0
votes

I would like to create a histogram on the occurence of text from a single column dataset using gnuplot. I would like some help please. Example for the dataset is like:

UDP
TCP
TCP
UDP
ICMP
ICMP
ICMP
TCP
1
Single column or single row? How large is the dataset, approx. how many items? - theozh
Sorry, single column. I couldn't put it into a column form. Forgive the formating. The items are 10 unique items that make a up total of 3000 records. - kbb

1 Answers

1
votes

There are similar questions, e.g. gnuplot automatic stack bar graph, however, still a bit different. The following examples creates some test data. If you know the keywords already and want to have them in a certain order, skip the step of creating a unique list and define Uniques = '...' yourself. It might be advantageous to enclose the items into double quotes in case you have keywords which include spaces.
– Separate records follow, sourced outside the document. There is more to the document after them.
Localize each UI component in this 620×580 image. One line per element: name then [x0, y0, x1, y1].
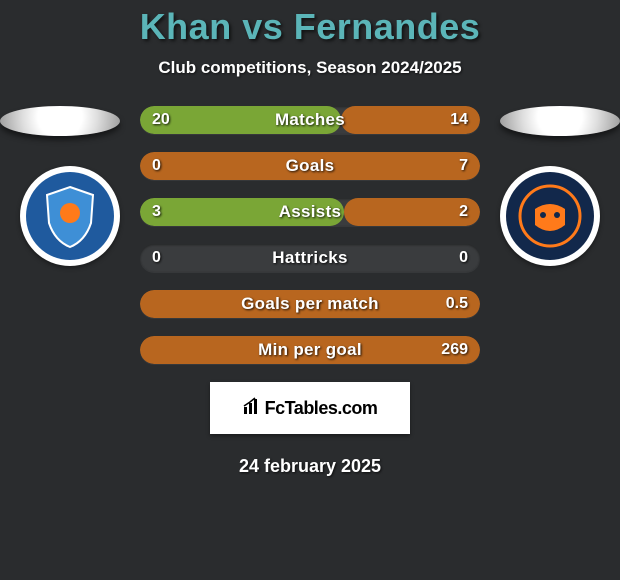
stat-label: Goals per match [140, 290, 480, 318]
shield-icon [35, 181, 105, 251]
shield-icon [515, 181, 585, 251]
stat-row: 32Assists [140, 198, 480, 226]
comparison-section: 2014Matches 07Goals 32Assists 00Hattricks 0.… [0, 106, 620, 364]
chart-icon [243, 397, 261, 420]
stat-row: 269Min per goal [140, 336, 480, 364]
stat-label: Assists [140, 198, 480, 226]
stat-label: Matches [140, 106, 480, 134]
stat-row: 00Hattricks [140, 244, 480, 272]
player-photo-left [0, 106, 120, 136]
club-badge-right [500, 166, 600, 266]
infographic-root: Khan vs Fernandes Club competitions, Sea… [0, 0, 620, 580]
stat-label: Hattricks [140, 244, 480, 272]
stat-label: Min per goal [140, 336, 480, 364]
stat-label: Goals [140, 152, 480, 180]
stat-bars: 2014Matches 07Goals 32Assists 00Hattricks 0.… [140, 106, 480, 364]
club-badge-right-inner [506, 172, 594, 260]
club-badge-left-inner [26, 172, 114, 260]
player-photo-right [500, 106, 620, 136]
stat-row: 0.5Goals per match [140, 290, 480, 318]
branding-text: FcTables.com [265, 398, 378, 419]
stat-row: 07Goals [140, 152, 480, 180]
subtitle: Club competitions, Season 2024/2025 [0, 58, 620, 78]
page-title: Khan vs Fernandes [0, 0, 620, 48]
branding-box: FcTables.com [210, 382, 410, 434]
date-text: 24 february 2025 [0, 456, 620, 477]
club-badge-left [20, 166, 120, 266]
stat-row: 2014Matches [140, 106, 480, 134]
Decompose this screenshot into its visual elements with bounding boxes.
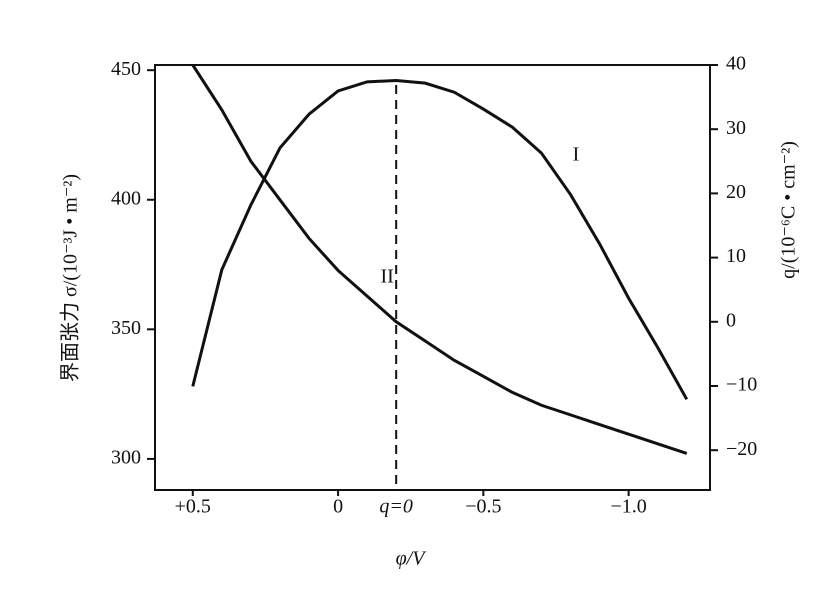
y-tick-label: 450 (111, 58, 141, 80)
y2-tick-label: 0 (726, 309, 736, 331)
y2-tick-label: 10 (726, 245, 746, 267)
annotation: q=0 (379, 496, 413, 518)
y2-tick-label: 30 (726, 117, 746, 139)
y2-tick-label: 40 (726, 53, 746, 75)
x-axis-label: φ/V (396, 548, 428, 570)
y2-axis-label: q/(10⁻⁶C • cm⁻²) (778, 141, 800, 279)
y-tick-label: 350 (111, 317, 141, 339)
x-tick-label: 0 (333, 496, 343, 518)
series-label: I (573, 143, 580, 165)
y2-tick-label: −20 (726, 438, 757, 460)
series-line (191, 64, 688, 455)
x-tick-label: +0.5 (175, 496, 211, 518)
y-tick-label: 400 (111, 187, 141, 209)
x-tick-label: −0.5 (465, 496, 501, 518)
y2-tick-label: 20 (726, 181, 746, 203)
x-tick-label: −1.0 (610, 496, 646, 518)
series-line (191, 79, 689, 401)
series-label: II (380, 266, 393, 288)
y-tick-label: 300 (111, 446, 141, 468)
y-axis-label: 界面张力 σ/(10⁻³J • m⁻²) (59, 174, 82, 382)
plot-frame (154, 64, 711, 491)
y2-tick-label: −10 (726, 374, 757, 396)
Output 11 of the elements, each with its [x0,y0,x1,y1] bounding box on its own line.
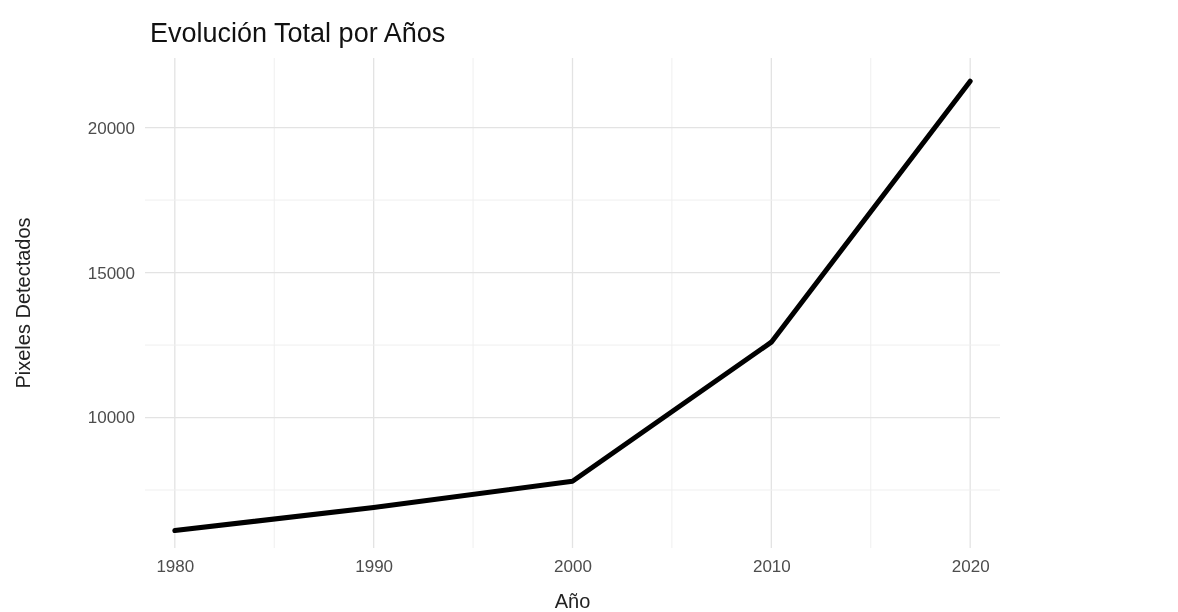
y-tick-label: 20000 [87,118,135,138]
y-tick-label: 15000 [87,263,135,283]
chart-title: Evolución Total por Años [150,18,446,48]
x-axis-title: Año [554,590,591,612]
x-tick-label: 2000 [554,557,592,577]
y-axis-title: Pixeles Detectados [12,217,34,389]
x-tick-label: 1980 [156,557,195,577]
x-tick-label: 1990 [355,557,394,577]
y-tick-label: 10000 [87,408,135,428]
x-tick-label: 2010 [752,557,791,577]
x-tick-label: 2020 [951,557,990,577]
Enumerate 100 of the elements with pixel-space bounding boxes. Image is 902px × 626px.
  • create a unique list of your keywords.
  • define a lookup function via (mis)using the sum function (check help sum)
  • use the plot option smooth (check help smooth frequency) by taking the lookup index as x

Code:

### histogram: occurrences of keywords
reset session

# create some random test data
myKeywords = 'UDP TCP ICMP ABC WWW NET COM FTP HTTP HTTPS'
set print $Data
    do for [i=1:3000] {
        print word(myKeywords,int(rand(0)*10)+1)
    }
set print

# create a unique list of strings from a column
addToList(list,col) = list.( strstrt(list,'"'.strcol(col).'"') > 0 ? '' : ' "'.strcol(col).'"')
set table $Dummy
    plot Uniques='' $Data u (Uniques=addToList(Uniques,1),'') w table
unset table

N = words(Uniques)
Lookup(s) = (sum [_i=1:N] (s eq word(Uniques,_i)) ? _idx=_i : 0), _idx)

set xrange [1:N]
set xtics out
set ylabel "Counts"
set grid x,y
set offsets 0.5,0.5,0.5,0
set boxwidth 0.8

set style fill transparent solid 0.5 border
set key noautotitle

plot $Data u (Lookup(strcol(1))):(1):xtic(1) smooth freq w boxes
### end of code

Result:

enter image description here